BeyondWeb: Lessons from Scaling Synthetic Data for Trillion-scale Pretraining
DatologyAI: Pratyush Maini, Vineeth Dorna, Parth Doshi, Aldo Carranza, Fan Pan, Jack Urbanek, Paul Burstein, Alex Fang, Alvin Deng, Amro Abbas, Brett Larsen, Cody Blakeney, Charvi Bannur, Christina Baek, Darren Teh, David Schwab, Haakon Mongstad, Haoli Yin, Josh Wills

TL;DR
BeyondWeb introduces a high-quality synthetic data generation framework that significantly improves pretraining efficiency and performance for large language models, outperforming existing datasets and providing insights into synthetic data optimization.
Contribution
The paper presents BeyondWeb, a novel synthetic data generation framework that enhances pretraining datasets, outperforming state-of-the-art datasets and offering insights into factors affecting synthetic data quality.
Findings
BeyondWeb outperforms Cosmopedia and Nemotron-Synth in benchmark evaluations.
Training on BeyondWeb data yields faster training and better model performance.
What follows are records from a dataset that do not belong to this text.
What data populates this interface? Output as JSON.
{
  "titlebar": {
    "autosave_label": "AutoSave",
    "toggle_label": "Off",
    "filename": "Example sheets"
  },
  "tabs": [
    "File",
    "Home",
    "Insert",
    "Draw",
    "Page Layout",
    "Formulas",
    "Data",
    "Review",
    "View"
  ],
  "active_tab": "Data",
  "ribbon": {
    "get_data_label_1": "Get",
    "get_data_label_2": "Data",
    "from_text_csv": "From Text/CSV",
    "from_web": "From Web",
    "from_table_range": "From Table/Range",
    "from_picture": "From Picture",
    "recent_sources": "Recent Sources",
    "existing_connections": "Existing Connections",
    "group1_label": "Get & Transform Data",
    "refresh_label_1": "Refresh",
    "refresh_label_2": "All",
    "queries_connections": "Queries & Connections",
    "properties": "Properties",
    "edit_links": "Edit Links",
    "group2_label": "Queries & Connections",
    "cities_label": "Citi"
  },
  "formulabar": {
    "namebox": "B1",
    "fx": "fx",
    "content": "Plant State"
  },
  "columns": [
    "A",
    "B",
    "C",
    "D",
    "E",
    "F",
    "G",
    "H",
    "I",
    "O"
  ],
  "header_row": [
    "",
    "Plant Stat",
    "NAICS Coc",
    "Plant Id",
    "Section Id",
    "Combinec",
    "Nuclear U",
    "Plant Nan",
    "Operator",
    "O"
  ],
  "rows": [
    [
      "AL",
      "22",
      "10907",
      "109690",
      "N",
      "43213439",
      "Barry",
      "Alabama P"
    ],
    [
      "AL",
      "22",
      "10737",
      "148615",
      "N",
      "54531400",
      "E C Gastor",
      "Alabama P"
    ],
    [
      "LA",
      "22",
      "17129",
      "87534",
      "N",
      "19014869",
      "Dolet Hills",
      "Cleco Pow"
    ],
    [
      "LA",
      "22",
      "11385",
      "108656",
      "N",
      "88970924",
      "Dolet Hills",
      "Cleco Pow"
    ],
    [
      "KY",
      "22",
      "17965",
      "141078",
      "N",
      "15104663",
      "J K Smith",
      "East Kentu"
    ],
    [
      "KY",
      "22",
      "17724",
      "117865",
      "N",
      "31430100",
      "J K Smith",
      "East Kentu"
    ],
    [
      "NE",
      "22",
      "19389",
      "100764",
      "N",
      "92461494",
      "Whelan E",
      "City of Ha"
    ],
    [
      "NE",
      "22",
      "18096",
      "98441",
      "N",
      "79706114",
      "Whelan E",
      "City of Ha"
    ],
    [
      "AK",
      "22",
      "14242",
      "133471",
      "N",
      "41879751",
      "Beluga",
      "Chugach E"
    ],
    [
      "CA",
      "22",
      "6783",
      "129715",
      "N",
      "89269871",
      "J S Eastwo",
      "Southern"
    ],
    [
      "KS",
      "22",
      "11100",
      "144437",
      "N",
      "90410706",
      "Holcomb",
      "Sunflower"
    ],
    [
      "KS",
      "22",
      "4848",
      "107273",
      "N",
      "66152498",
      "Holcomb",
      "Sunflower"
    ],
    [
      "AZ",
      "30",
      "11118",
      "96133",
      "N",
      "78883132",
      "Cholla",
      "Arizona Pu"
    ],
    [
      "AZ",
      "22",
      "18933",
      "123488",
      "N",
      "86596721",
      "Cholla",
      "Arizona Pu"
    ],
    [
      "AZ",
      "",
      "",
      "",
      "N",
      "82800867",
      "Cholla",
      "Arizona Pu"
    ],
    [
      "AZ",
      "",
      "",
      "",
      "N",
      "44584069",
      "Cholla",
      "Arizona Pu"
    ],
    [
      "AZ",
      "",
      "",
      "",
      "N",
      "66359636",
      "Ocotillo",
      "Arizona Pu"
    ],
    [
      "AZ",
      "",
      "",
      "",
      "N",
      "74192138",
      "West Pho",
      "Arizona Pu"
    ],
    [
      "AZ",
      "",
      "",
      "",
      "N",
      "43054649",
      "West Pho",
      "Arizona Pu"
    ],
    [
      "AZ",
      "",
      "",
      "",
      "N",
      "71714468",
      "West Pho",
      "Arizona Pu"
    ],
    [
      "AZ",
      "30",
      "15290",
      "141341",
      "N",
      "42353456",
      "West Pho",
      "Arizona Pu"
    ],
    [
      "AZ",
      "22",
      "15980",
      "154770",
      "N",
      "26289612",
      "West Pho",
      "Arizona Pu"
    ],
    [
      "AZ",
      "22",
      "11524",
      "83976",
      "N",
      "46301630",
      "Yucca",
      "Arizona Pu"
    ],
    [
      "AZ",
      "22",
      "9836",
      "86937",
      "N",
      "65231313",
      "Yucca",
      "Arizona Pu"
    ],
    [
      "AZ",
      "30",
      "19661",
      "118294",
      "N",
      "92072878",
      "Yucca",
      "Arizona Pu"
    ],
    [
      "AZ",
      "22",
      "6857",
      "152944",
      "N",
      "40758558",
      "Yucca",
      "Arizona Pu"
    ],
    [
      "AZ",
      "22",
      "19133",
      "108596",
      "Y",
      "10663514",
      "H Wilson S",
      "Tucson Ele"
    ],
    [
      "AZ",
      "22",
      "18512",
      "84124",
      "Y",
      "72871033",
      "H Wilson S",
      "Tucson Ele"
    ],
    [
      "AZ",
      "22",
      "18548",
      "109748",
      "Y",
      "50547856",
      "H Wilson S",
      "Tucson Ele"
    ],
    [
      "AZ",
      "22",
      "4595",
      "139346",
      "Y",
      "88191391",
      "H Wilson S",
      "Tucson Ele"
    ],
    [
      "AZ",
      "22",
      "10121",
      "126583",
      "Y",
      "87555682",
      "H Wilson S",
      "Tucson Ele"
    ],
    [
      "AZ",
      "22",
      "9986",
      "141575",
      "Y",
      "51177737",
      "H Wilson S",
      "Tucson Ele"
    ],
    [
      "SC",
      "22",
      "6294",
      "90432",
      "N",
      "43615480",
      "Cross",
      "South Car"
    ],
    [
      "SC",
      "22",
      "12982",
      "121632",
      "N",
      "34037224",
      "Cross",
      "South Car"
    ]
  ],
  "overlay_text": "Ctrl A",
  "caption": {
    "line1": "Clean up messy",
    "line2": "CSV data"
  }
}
Insights into data quality factors and their impact on pretraining effectiveness.
Abstract
Recent advances in large language model (LLM) pretraining have shown that simply scaling data quantity eventually leads to diminishing returns, hitting a data wall. In response, the use of synthetic data for pretraining has emerged as a promising paradigm for pushing the frontier of performance. Despite this, the factors affecting synthetic data quality remain poorly understood. In this work, we introduce BeyondWeb, a synthetic data generation framework that produces high-quality synthetic data for pretraining. BeyondWeb significantly extends the capabilities of traditional web-scale datasets, outperforming state-of-the-art synthetic pretraining datasets such as Cosmopedia and Nemotron-CC's high-quality synthetic subset (Nemotron-Synth) by up to 5.1 percentage points (pp) and 2.6pp, respectively, when averaged across a suite of 14 benchmark evaluations. It delivers up to 7.7x faster…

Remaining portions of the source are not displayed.